According to a research, pesticide use has virtually doubled since 1990. According to Pesticide Atlas, agricultural pesticides are to blame for the population decline of field birds and butterflies of 30%.
Global Pesticide Usage
According to a new Pesticide Atlas, the usage of pesticides worldwide has increased by 80% since 1990, with the global industry expected to reach $130 billion in 2019.
The study shows that pesticides are also to blame for 385 million cases of poisoning and 11,000 human deaths annually.
Because of their usage, populations of field birds and grassland butterflies have decreased by around 30% since 1990. Due largely to hazardous chemical compositions in herbicides, pesticides, and fertilizers, about one in ten of Europe's bee species are in danger of going extinct.
"The data is startling; the existing food system based on the excessive use of harmful pesticides is seriously failing farmers and consumers and fueling biodiversity decline," said Clara Bourgin, a campaigner at Friends of the Earth Europe, one of the organizations that created the atlas. The EU has to cease turning a blind eye to the increasingly dangerous commerce of agribusinesses and start paying attention to its people.
The EU has long struggled to balance efforts to lessen the harm caused by pesticides and calls from farming interests to keep using them.
A representative for the European Commission stated that the organization would present its case to the EU appeals body "as soon as practicable." In response to a question on what would happen if the appeal was denied, he stated: "We have to adhere to our legal commitment to extend the approval, and that's what we are doing."
Agriculture Regulations
Some of the EU's green agricultural regulations have already been loosened in response to earlier this year's argument that food security needed to take precedence as the conflict in Ukraine escalated.
Several member states are now reevaluating a commitment made by the EU's leading Farm to Fork plan to reduce pesticide usage and dangers by half by 2030.
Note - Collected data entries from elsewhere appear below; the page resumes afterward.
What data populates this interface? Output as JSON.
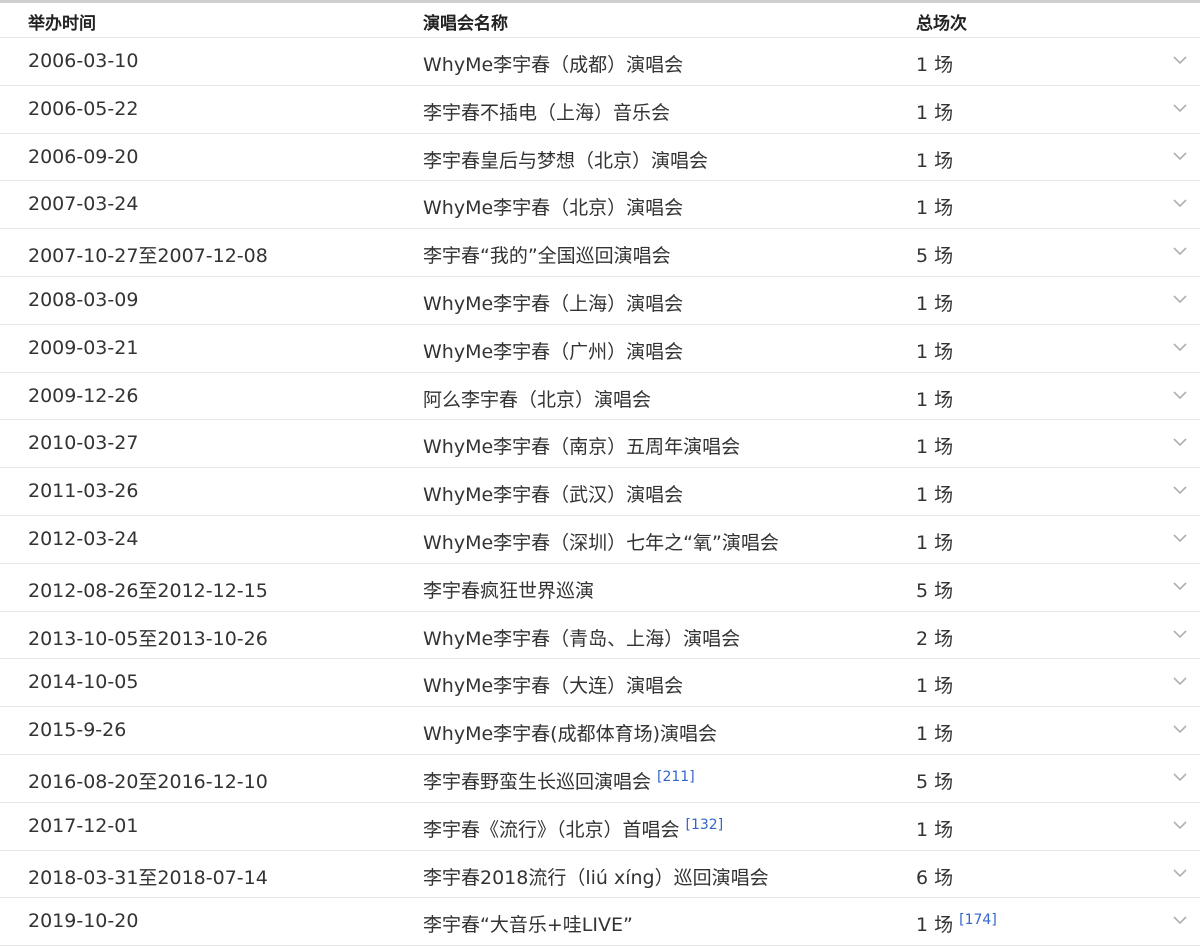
{
  "header": {
    "date": "举办时间",
    "name": "演唱会名称",
    "count": "总场次"
  },
  "rows": [
    {
      "date": "2006-03-10",
      "name": "WhyMe李宇春（成都）演唱会",
      "count": "1 场",
      "ref": ""
    },
    {
      "date": "2006-05-22",
      "name": "李宇春不插电（上海）音乐会",
      "count": "1 场",
      "ref": ""
    },
    {
      "date": "2006-09-20",
      "name": "李宇春皇后与梦想（北京）演唱会",
      "count": "1 场",
      "ref": ""
    },
    {
      "date": "2007-03-24",
      "name": "WhyMe李宇春（北京）演唱会",
      "count": "1 场",
      "ref": ""
    },
    {
      "date": "2007-10-27至2007-12-08",
      "name": "李宇春“我的”全国巡回演唱会",
      "count": "5 场",
      "ref": ""
    },
    {
      "date": "2008-03-09",
      "name": "WhyMe李宇春（上海）演唱会",
      "count": "1 场",
      "ref": ""
    },
    {
      "date": "2009-03-21",
      "name": "WhyMe李宇春（广州）演唱会",
      "count": "1 场",
      "ref": ""
    },
    {
      "date": "2009-12-26",
      "name": "阿么李宇春（北京）演唱会",
      "count": "1 场",
      "ref": ""
    },
    {
      "date": "2010-03-27",
      "name": "WhyMe李宇春（南京）五周年演唱会",
      "count": "1 场",
      "ref": ""
    },
    {
      "date": "2011-03-26",
      "name": "WhyMe李宇春（武汉）演唱会",
      "count": "1 场",
      "ref": ""
    },
    {
      "date": "2012-03-24",
      "name": "WhyMe李宇春（深圳）七年之“氧”演唱会",
      "count": "1 场",
      "ref": ""
    },
    {
      "date": "2012-08-26至2012-12-15",
      "name": "李宇春疯狂世界巡演",
      "count": "5 场",
      "ref": ""
    },
    {
      "date": "2013-10-05至2013-10-26",
      "name": "WhyMe李宇春（青岛、上海）演唱会",
      "count": "2 场",
      "ref": ""
    },
    {
      "date": "2014-10-05",
      "name": "WhyMe李宇春（大连）演唱会",
      "count": "1 场",
      "ref": ""
    },
    {
      "date": "2015-9-26",
      "name": "WhyMe李宇春(成都体育场)演唱会",
      "count": "1 场",
      "ref": ""
    },
    {
      "date": "2016-08-20至2016-12-10",
      "name": "李宇春野蛮生长巡回演唱会",
      "count": "5 场",
      "ref": "[211]"
    },
    {
      "date": "2017-12-01",
      "name": "李宇春《流行》（北京）首唱会",
      "count": "1 场",
      "ref": "[132]"
    },
    {
      "date": "2018-03-31至2018-07-14",
      "name": "李宇春2018流行（liú xíng）巡回演唱会",
      "count": "6 场",
      "ref": ""
    },
    {
      "date": "2019-10-20",
      "name": "李宇春“大音乐+哇LIVE”",
      "count": "1 场",
      "ref": "",
      "count_ref": "[174]"
    }
  ],
  "icons": {
    "row_toggle": "chevron-down-icon"
  },
  "colors": {
    "ref_link": "#3366cc",
    "chevron": "#b0b0b0",
    "divider": "#e8e8e8"
  }
}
The agriculture lobby is shamelessly using Russian aggression in Ukraine to try and keep us on the path to ecological catastrophe, according to Ariel Brunner, the policy director of BirdLife Europe. The European Commission must uphold the Green Deal and fight for the significant adjustments that farming needs to survive the escalating ecological and climate crises.
The EU, the leading supplier of crop protection goods globally, sells 25% of all pesticides. Toxic weedkillers are now permitted to be exported from the EU to developing nations with laxer standards while being prohibited on the continent.
Chemicals All Over
According to the atlas, European agrochemical businesses intended to export 81,000 tonnes of illegal chemicals in their fields in 2018. In the same year, 65% of all pesticides used in four states of Nigeria and more than 40% of all pesticides used in Mali and Kenya were hazardous.
As part of its 2020 Green Deal, the commission promised to try to stop the transport of harmful cargo. Still, a legislative proposal is conspicuously missing from the commission's 2023 work schedule that the Guardian saw.
Michèle Rivasi, a senior Green MEP, called the shipments "an environmental bomb and a violation of human rights" in a furious tweet she sent to the EU's environment commissioner on Monday.
Only 1.6 million of the 385 million pesticide poisoning cases recorded in the atlas were in Europe, 255 million were in Asia, and more than 100 million were in Africa.